Financial planners can help an individual set up processes for crucial events like end-of-life-care, asset distribution, and business ownership transfers. Estate planning is a universe unto itself — read our article explaining it here.

Tax Optimization

The Internal Revenue Service (IRS) tax code is a mammoth tome, with which regular individuals cannot be expected to be intimately familiar. Expert financial planners, meanwhile, are expected to have a thorough grasp of its guidelines, and can therefore help their clients minimize their tax payments. Financial planners often also coordinate with outside professionals, like tax accountants and attorneys, who can assist in optimizing this process.

Investment Strategizing

Investment strategizing is the most commonly known component of financial planning. Based on an individual’s risk tolerance and financial needs, financial planners will develop an investment portfolio and allocate funds accordingly. Portfolios intended for long-term growth tend to be more risky, while portfolios intended for immediate income tend to be a bit more conservative.

Retirement Planning

Many individuals plan to retire according to the “traditional” model — that is, working into their sixties, and then living off their savings.
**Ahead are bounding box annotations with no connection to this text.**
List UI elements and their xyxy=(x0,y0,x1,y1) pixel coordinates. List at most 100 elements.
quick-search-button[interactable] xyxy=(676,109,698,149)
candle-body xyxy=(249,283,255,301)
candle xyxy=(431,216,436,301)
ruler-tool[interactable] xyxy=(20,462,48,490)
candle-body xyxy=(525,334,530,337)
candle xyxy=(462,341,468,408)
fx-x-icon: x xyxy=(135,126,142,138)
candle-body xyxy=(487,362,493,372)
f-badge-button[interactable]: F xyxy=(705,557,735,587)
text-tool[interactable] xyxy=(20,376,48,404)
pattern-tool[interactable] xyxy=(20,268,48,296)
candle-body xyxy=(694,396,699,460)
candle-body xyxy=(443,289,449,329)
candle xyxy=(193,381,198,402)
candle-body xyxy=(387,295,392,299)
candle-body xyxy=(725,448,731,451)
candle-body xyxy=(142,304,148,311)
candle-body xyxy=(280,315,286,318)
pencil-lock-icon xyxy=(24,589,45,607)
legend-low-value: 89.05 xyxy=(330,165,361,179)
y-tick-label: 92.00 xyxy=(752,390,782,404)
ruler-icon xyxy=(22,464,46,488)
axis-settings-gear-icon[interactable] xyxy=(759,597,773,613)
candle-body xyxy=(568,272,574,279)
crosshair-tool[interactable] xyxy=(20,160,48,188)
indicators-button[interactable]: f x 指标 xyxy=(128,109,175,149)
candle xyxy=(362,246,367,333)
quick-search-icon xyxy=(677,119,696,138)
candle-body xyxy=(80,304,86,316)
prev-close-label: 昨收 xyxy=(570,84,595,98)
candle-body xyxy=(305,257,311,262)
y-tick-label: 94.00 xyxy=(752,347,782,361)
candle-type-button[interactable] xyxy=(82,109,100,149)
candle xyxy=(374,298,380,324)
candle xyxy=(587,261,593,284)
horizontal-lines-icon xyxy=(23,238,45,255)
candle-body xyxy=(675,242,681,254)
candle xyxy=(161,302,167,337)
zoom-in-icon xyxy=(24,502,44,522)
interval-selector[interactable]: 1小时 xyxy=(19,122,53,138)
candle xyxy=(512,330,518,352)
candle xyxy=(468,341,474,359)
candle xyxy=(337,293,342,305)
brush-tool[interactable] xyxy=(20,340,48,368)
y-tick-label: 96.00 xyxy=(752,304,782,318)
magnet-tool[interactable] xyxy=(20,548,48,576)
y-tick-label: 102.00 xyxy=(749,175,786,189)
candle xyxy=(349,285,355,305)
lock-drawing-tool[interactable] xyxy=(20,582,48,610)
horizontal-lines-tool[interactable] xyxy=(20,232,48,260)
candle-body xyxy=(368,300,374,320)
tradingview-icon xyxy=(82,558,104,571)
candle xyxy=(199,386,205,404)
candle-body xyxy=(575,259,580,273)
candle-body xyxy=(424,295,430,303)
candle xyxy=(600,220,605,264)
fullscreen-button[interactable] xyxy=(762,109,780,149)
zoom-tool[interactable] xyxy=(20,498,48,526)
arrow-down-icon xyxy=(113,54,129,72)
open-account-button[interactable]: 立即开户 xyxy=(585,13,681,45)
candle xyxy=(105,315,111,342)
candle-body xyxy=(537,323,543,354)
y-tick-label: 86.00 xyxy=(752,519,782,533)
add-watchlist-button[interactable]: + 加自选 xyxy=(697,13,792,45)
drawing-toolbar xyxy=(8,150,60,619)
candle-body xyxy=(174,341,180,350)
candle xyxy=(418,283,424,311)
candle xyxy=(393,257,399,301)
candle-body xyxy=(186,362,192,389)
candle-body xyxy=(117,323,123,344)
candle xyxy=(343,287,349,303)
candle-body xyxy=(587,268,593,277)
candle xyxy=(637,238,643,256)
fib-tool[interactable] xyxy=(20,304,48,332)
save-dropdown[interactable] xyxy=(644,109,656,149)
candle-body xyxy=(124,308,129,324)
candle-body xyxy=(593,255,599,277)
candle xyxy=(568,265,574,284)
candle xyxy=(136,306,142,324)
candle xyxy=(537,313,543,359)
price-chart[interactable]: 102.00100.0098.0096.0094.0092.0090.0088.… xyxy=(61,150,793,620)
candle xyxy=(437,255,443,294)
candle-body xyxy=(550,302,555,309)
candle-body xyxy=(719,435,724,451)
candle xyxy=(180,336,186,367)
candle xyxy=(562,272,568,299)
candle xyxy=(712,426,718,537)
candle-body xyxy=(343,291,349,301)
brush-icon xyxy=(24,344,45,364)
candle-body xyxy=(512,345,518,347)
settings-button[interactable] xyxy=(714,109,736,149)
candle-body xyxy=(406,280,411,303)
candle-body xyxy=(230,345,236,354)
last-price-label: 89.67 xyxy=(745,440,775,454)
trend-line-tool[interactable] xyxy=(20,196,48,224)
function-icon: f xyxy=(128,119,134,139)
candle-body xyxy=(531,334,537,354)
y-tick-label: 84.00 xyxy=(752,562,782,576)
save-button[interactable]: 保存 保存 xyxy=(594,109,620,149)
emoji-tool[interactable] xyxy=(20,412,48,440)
Others, millennials especially, want to retire sometime in their forties, and devote the rest of their lives to passion projects. Financial planners can help individuals determine their retirement objectives, and orient their finances accordingly.

While these are some of the most common elements of financial planning, this is by no means an exhaustive list. Financial plans are by nature complex and individualized. Each financial plan will be tailored to its specific individual, and will comprise a unique set of areas. The benefit of working with a professional, certified financial planner is that they are trained in all of these areas, and are capable of acting as a one-stop-shop for all financial needs.